SIMULATION OF REGIONAL GROUNDWATER FLOW IN THE OREGON CASCADES – SUCCESSES, LIMITATIONS, AND NEXT STEPS

Regional groundwater flow models have been developed for basins draining most of the east side of the Cascade Range in Oregon. The complexity of these models varies spatially according to the degree of knowledge of the subsurface, availability of calibration data, and driving issues. Models tend to be detailed and complex in developed areas adjacent to the Cascades, and simple and generalized in the mountains. Although generalized, these models simulate large-scale hydrologic behavior of the Cascades reasonably well, particularly the spatial distribution of and climate-driven temporal variations in groundwater discharge to major streams and springs.
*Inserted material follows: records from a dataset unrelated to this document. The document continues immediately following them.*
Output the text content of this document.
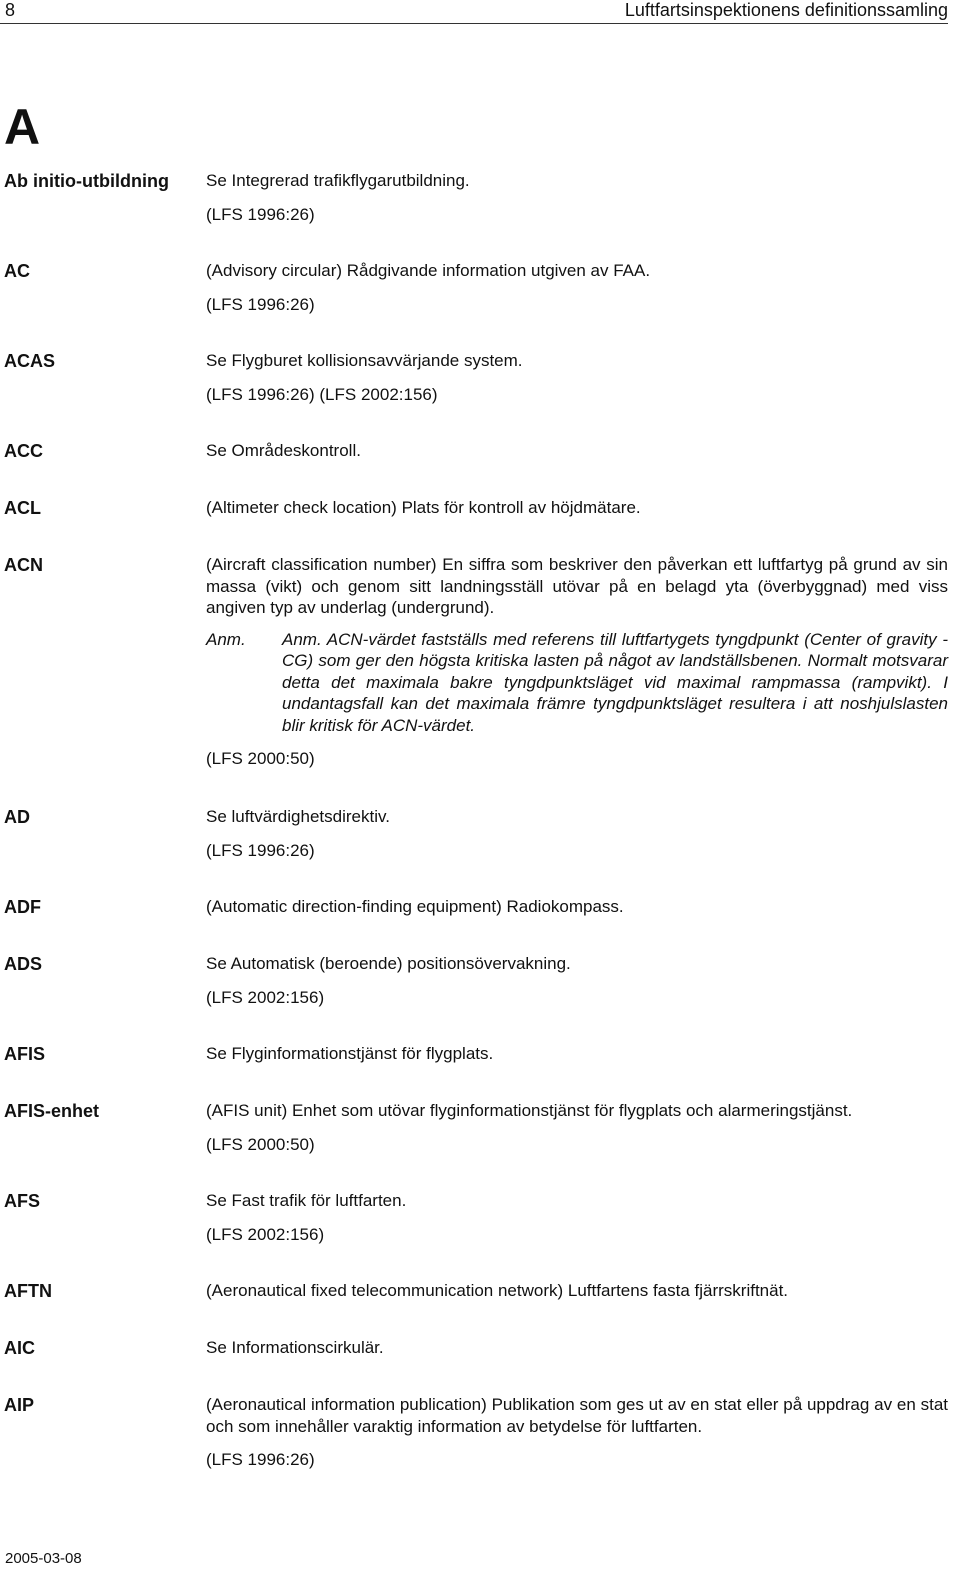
8	Luftfartsinspektionens definitionssamling
A
Ab initio-utbildning	Se Integrerad trafikflygarutbildning.

(LFS 1996:26)

AC	(Advisory circular) Rådgivande information utgiven av FAA.

(LFS 1996:26)

ACAS	Se Flygburet kollisionsavvärjande system.

(LFS 1996:26) (LFS 2002:156)

ACC	Se Områdeskontroll.

ACL	(Altimeter check location) Plats för kontroll av höjdmätare.

ACN	(Aircraft classification number) En siffra som beskriver den påverkan ett luftfartyg på grund av sin massa (vikt) och genom sitt landningsställ utövar på en belagd yta (överbyggnad) med viss angiven typ av underlag (undergrund).

Anm.	Anm. ACN-värdet fastställs med referens till luftfartygets tyngdpunkt (Center of gravity - CG) som ger den högsta kritiska lasten på något av landställsbenen. Normalt motsvarar detta det maximala bakre tyngdpunktsläget vid maximal rampmassa (rampvikt). I undantagsfall kan det maximala främre tyngdpunktsläget resultera i att noshjulslasten blir kritisk för ACN-värdet.

(LFS 2000:50)

AD	Se luftvärdighetsdirektiv.

(LFS 1996:26)

ADF	(Automatic direction-finding equipment) Radiokompass.

ADS	Se Automatisk (beroende) positionsövervakning.

(LFS 2002:156)

AFIS	Se Flyginformationstjänst för flygplats.

AFIS-enhet	(AFIS unit) Enhet som utövar flyginformationstjänst för flygplats och alarmeringstjänst.

(LFS 2000:50)

AFS	Se Fast trafik för luftfarten.

(LFS 2002:156)

AFTN	(Aeronautical fixed telecommunication network) Luftfartens fasta fjärrskriftnät.

AIC	Se Informationscirkulär.

AIP	(Aeronautical information publication) Publikation som ges ut av en stat eller på uppdrag av en stat och som innehåller varaktig information av betydelse för luftfarten.

(LFS 1996:26)

2005-03-08
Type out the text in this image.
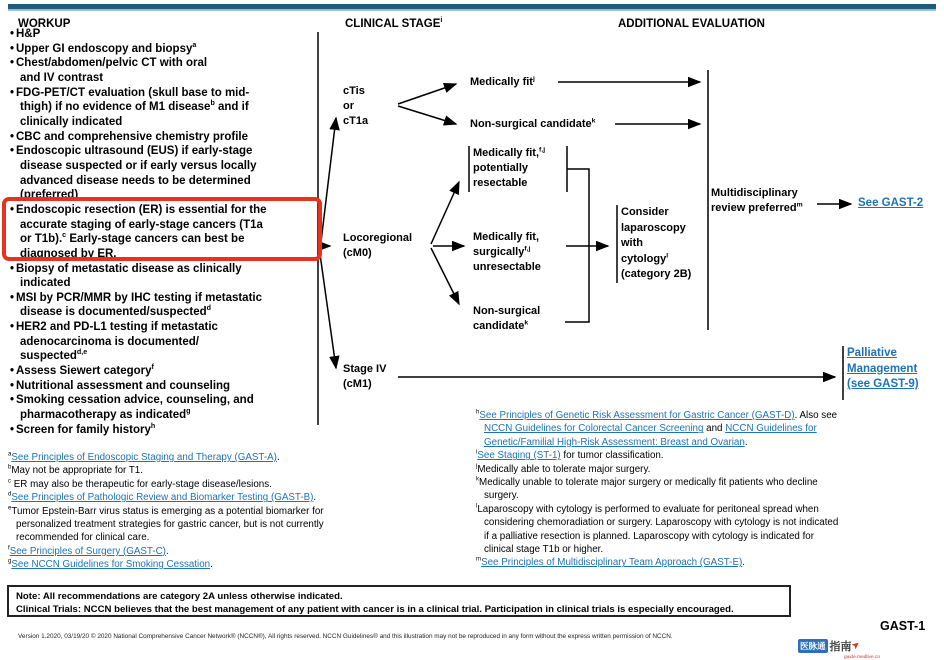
WORKUP	CLINICAL STAGE$^i$	ADDITIONAL EVALUATION
• H&P
• Upper GI endoscopy and biopsy$^a$
• Chest/abdomen/pelvic CT with oral
and IV contrast
• FDG-PET/CT evaluation (skull base to mid-
thigh) if no evidence of M1 disease$^b$ and if
clinically indicated
• CBC and comprehensive chemistry profile
• Endoscopic ultrasound (EUS) if early-stage
disease suspected or if early versus locally
advanced disease needs to be determined
(preferred)
• Endoscopic resection (ER) is essential for the
accurate staging of early-stage cancers (T1a
or T1b).$^c$ Early-stage cancers can best be
diagnosed by ER.
• Biopsy of metastatic disease as clinically
indicated
• MSI by PCR/MMR by IHC testing if metastatic
disease is documented/suspected$^d$
• HER2 and PD-L1 testing if metastatic
adenocarcinoma is documented/
suspected$^{d,e}$
• Assess Siewert category$^f$
• Nutritional assessment and counseling
• Smoking cessation advice, counseling, and
pharmacotherapy as indicated$^g$
• Screen for family history$^h$
cTis
or
cT1a
Medically fit$^j$
Non-surgical candidate$^k$
Medically fit,$^{f,j}$
potentially
resectable
Locoregional
(cM0)
Medically fit,
surgically$^{f,j}$
unresectable
Non-surgical
candidate$^k$
Consider
laparoscopy
with
cytology$^l$
(category 2B)
Multidisciplinary
review preferred$^m$	See GAST-2
Stage IV
(cM1)
Palliative
Management
(see GAST-9)
$^a$See Principles of Endoscopic Staging and Therapy (GAST-A).
$^b$May not be appropriate for T1.
$^c$ ER may also be therapeutic for early-stage disease/lesions.
$^d$See Principles of Pathologic Review and Biomarker Testing (GAST-B).
$^e$Tumor Epstein-Barr virus status is emerging as a potential biomarker for
personalized treatment strategies for gastric cancer, but is not currently
recommended for clinical care.
$^f$See Principles of Surgery (GAST-C).
$^g$See NCCN Guidelines for Smoking Cessation.
$^h$See Principles of Genetic Risk Assessment for Gastric Cancer (GAST-D). Also see
NCCN Guidelines for Colorectal Cancer Screening and NCCN Guidelines for
Genetic/Familial High-Risk Assessment: Breast and Ovarian.
$^i$See Staging (ST-1) for tumor classification.
$^j$Medically able to tolerate major surgery.
$^k$Medically unable to tolerate major surgery or medically fit patients who decline
surgery.
$^l$Laparoscopy with cytology is performed to evaluate for peritoneal spread when
considering chemoradiation or surgery. Laparoscopy with cytology is not indicated
if a palliative resection is planned. Laparoscopy with cytology is indicated for
clinical stage T1b or higher.
$^m$See Principles of Multidisciplinary Team Approach (GAST-E).
Note: All recommendations are category 2A unless otherwise indicated.
Clinical Trials: NCCN believes that the best management of any patient with cancer is in a clinical trial. Participation in clinical trials is especially encouraged.
Version 1.2020, 03/19/20 © 2020 National Comprehensive Cancer Network® (NCCN®), All rights reserved. NCCN Guidelines® and this illustration may not be reproduced in any form without the express written permission of NCCN.
GAST-1
医脉通 指南➤
guide.medlive.cn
Smaller-scale features in the Cascades, such as small groundwater-fed streams and springs, however, are not simulated consistently well because model calibration is driven by larger, more volumetrically important features. Present models have proven useful for addressing many groundwater management questions, and have been helpful in developing regional water-management strategies. There is increasing interest, however, in the hydrologic response of specific small streams and springs to water- and land-management decisions and climate change, a task to which the present regional models are not well suited.There is a considerable body of knowledge of the hydrology of the Cascade Range at the individual spring and stream-reach scale that includes field observations, descriptive geologic and hydrologic studies, geochemical studies, and analytical, statistical, and physically based models. While much of this work provides important insights into the hydrology of the Cascades, there is as yet no tool with which to evaluate the hydrologic response of small-scale features to the full variety of forcing variables occurring at a range of scales. The next challenge, therefore, is to combine our knowledge of local-scale hydrology with the larger regional-scale models to provide quantitative capability that spans and properly couples processes across a range of spatial and temporal scales. Two possible approaches are refined-grid models nested within larger, regional models, and coupled groundwater/surface-water models (such as GSFLOW) discretized at appropriately fine scales. Both of these approaches will require additional data of diverse types.